Tapi kata mahasiswa psikologi yang saat saya sedang memosting tulisan ini sedang berada di sebelah saya, maksud dari hierarki nya pakde maslow, intinya kalo kebutuhan fisik kita yang paling dasar belum terpenuhi, otomatis kita akan lebih sibuk mencari kelengkapan nya itu. misalnya laper. kan, kalo orang laper bakal nyari makanan kan dibanding maju kedepan untuk pidato berapi-api sebagai aktualisasi. Jadi memang kebutuhan dasar atau fisiologis itu harus terpenuhi untuk mencapai yang lebih atas. Walaupun setiap individu itu tidak dipungkiri memiliki kecukupan kebutuhan fisiologis yang berbeda-beda. MIsal kita merasa orang lain belum cukup dengan porsi makan setengah piring, tapi orang tersebut merasa sudah cukup dan siap utk memenuhi kebutuhan yang lain diatasanya.

Yang bisa melihat kecukupan diri kita adalah kita sendiri bukan orang lain. Sebenernya manusia hidup itu tergantung pikirannya. Dan psikologi adalah ilmu yang abstra.

**

OK, semakin bingung.

Tapi gak usah ikutan bingung,

Kalo saya simpulkan, kebutuhan yang dikategorikan pakde ada 2, fisik dan jiwa. Kebutuhan fisiologis jelas adalah kebutuhan fisik sedangkan kebutuhan keamanan, sosial, penghargaan, dan aktualisasi diri adalah kebutuhan jiwa.

dan saya fikir dua kebutuhan itu harus sama-sama dipenuhi secara seimbang dan saling melengkapi.
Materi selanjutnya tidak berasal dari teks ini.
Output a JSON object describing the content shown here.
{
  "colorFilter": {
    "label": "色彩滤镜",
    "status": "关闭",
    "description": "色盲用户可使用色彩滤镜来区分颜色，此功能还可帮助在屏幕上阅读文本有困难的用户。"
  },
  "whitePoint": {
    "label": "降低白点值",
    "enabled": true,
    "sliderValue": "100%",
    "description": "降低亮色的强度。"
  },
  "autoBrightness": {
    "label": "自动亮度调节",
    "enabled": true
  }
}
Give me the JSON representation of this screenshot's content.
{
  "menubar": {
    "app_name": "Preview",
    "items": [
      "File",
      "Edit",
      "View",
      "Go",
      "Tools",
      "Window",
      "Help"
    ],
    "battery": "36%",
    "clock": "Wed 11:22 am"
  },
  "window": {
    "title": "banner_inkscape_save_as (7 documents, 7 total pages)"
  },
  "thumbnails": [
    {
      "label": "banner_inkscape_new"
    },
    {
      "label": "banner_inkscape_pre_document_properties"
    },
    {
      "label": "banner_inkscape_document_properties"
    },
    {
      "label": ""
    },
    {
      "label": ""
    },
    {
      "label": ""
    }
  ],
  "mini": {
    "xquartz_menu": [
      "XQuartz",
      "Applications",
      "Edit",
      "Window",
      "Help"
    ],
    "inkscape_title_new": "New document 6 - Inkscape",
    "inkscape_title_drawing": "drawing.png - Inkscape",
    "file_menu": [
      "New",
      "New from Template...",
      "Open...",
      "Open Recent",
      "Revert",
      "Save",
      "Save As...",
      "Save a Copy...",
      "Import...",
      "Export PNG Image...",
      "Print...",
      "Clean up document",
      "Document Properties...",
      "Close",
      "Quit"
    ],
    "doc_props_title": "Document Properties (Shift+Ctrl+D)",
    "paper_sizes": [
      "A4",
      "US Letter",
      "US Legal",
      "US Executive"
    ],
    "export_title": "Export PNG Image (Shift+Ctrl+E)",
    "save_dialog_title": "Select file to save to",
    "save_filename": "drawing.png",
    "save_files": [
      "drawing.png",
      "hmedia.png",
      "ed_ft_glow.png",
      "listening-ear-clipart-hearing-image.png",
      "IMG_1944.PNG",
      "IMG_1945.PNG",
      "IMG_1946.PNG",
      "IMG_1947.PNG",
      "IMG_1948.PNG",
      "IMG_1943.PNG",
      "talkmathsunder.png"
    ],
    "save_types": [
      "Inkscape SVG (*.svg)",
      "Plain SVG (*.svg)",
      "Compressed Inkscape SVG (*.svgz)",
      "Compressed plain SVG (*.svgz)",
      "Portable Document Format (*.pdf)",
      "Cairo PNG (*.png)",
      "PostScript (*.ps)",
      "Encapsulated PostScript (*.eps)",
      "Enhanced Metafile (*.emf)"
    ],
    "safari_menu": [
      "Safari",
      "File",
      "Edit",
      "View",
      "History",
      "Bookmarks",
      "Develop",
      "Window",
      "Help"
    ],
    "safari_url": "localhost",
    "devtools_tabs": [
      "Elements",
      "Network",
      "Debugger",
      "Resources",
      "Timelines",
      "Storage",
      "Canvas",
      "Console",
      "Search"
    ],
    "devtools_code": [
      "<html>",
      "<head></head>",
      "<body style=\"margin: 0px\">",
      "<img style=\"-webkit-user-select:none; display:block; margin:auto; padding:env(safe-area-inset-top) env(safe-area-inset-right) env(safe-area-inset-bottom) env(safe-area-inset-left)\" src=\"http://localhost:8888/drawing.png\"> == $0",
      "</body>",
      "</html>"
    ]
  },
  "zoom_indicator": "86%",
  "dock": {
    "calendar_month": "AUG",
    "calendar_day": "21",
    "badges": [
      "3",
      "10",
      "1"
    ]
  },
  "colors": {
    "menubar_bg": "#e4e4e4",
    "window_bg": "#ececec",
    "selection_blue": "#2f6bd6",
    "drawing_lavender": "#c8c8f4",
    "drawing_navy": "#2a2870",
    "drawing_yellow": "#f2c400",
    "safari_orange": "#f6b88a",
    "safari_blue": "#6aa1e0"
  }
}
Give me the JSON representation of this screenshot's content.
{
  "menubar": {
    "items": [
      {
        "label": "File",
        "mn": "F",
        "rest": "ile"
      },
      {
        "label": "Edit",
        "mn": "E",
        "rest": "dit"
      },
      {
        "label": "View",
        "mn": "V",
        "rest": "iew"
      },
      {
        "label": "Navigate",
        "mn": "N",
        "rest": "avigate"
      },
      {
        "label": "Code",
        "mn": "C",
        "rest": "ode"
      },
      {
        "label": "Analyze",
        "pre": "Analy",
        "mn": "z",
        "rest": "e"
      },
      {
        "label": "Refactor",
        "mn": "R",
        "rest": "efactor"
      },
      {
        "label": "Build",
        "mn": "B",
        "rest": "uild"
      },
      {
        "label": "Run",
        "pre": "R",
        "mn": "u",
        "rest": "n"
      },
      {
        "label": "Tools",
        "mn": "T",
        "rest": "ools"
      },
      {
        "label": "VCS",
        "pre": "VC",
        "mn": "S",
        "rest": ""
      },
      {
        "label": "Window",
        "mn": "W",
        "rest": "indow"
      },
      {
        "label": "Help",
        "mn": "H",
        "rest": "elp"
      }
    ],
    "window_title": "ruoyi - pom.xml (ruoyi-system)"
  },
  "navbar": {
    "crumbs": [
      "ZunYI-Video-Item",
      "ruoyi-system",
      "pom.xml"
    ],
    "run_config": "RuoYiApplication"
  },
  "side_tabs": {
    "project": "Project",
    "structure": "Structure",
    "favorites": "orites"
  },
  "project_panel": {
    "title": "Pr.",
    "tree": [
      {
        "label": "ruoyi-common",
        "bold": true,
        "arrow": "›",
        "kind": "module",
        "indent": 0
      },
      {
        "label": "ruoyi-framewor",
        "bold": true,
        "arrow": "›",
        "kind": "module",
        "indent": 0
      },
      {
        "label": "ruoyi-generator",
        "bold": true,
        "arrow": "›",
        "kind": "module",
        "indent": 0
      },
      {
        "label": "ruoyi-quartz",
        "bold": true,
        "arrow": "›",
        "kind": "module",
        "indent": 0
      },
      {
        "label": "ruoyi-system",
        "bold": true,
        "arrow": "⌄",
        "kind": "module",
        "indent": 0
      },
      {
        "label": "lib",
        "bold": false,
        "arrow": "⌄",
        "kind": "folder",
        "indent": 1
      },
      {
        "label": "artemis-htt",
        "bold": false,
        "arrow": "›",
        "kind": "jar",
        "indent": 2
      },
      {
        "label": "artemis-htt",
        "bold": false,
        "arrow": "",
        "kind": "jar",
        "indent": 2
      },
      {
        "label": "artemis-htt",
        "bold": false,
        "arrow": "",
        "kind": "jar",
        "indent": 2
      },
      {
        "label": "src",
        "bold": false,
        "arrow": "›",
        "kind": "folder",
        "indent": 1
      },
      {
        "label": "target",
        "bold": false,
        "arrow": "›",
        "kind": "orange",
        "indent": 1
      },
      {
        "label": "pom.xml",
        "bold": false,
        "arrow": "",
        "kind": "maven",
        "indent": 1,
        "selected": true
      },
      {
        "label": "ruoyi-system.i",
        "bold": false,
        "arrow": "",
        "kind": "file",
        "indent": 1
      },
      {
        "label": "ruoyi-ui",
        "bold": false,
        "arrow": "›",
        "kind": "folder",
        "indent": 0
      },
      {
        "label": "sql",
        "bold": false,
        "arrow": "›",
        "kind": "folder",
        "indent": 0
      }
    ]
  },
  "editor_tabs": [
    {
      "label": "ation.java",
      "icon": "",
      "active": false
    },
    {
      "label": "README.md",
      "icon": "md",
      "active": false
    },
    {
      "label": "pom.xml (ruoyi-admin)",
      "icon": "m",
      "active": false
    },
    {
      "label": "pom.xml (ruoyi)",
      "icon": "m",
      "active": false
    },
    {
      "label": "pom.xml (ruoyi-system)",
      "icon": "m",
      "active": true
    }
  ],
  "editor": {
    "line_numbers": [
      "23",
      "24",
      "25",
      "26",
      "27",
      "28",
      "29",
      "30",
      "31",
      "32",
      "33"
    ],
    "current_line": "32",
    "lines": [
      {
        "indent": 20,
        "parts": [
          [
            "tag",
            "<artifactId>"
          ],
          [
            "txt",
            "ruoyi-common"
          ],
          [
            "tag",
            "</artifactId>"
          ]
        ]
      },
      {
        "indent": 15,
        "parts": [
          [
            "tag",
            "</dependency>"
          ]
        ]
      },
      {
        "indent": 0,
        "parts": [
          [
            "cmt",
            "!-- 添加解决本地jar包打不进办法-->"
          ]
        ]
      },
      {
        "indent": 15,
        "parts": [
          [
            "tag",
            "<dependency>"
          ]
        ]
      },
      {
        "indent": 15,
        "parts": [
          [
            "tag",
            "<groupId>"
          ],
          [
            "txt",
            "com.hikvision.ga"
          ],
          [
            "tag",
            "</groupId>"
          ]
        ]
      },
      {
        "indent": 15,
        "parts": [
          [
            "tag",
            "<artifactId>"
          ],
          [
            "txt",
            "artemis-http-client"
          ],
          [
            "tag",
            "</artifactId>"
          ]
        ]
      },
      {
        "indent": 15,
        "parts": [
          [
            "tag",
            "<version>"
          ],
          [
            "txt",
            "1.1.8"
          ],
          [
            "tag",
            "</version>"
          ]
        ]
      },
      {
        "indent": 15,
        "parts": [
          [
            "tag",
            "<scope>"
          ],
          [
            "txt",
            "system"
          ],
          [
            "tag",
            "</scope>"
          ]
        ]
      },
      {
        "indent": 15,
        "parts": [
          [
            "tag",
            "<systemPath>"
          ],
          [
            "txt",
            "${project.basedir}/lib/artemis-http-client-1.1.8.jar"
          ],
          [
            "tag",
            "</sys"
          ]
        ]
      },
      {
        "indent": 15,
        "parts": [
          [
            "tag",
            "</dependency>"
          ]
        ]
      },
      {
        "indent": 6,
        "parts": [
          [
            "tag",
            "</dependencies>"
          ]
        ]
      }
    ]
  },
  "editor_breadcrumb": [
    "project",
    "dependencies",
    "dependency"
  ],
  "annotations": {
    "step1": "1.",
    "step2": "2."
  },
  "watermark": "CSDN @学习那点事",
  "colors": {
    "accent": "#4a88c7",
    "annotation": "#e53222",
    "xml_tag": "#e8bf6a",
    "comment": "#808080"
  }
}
Mari menyehatkan jiwa dan raga dengan makan makanan sehat, olahraga yang teratur, belajar ilmu yang bermanfaat, bersosialisasi dengan masyarakat dan ibadah yang benar dan berkelanjutan.

>>membumilah karena kita di bumi dan biarlah langit tetap menjadi langit<<

Dan kesimpulan saya pun gak nyambung dan lebih membingungkan.

haha :D

Oke.

Bahagialah, karena bahagia itu adalah pilihan.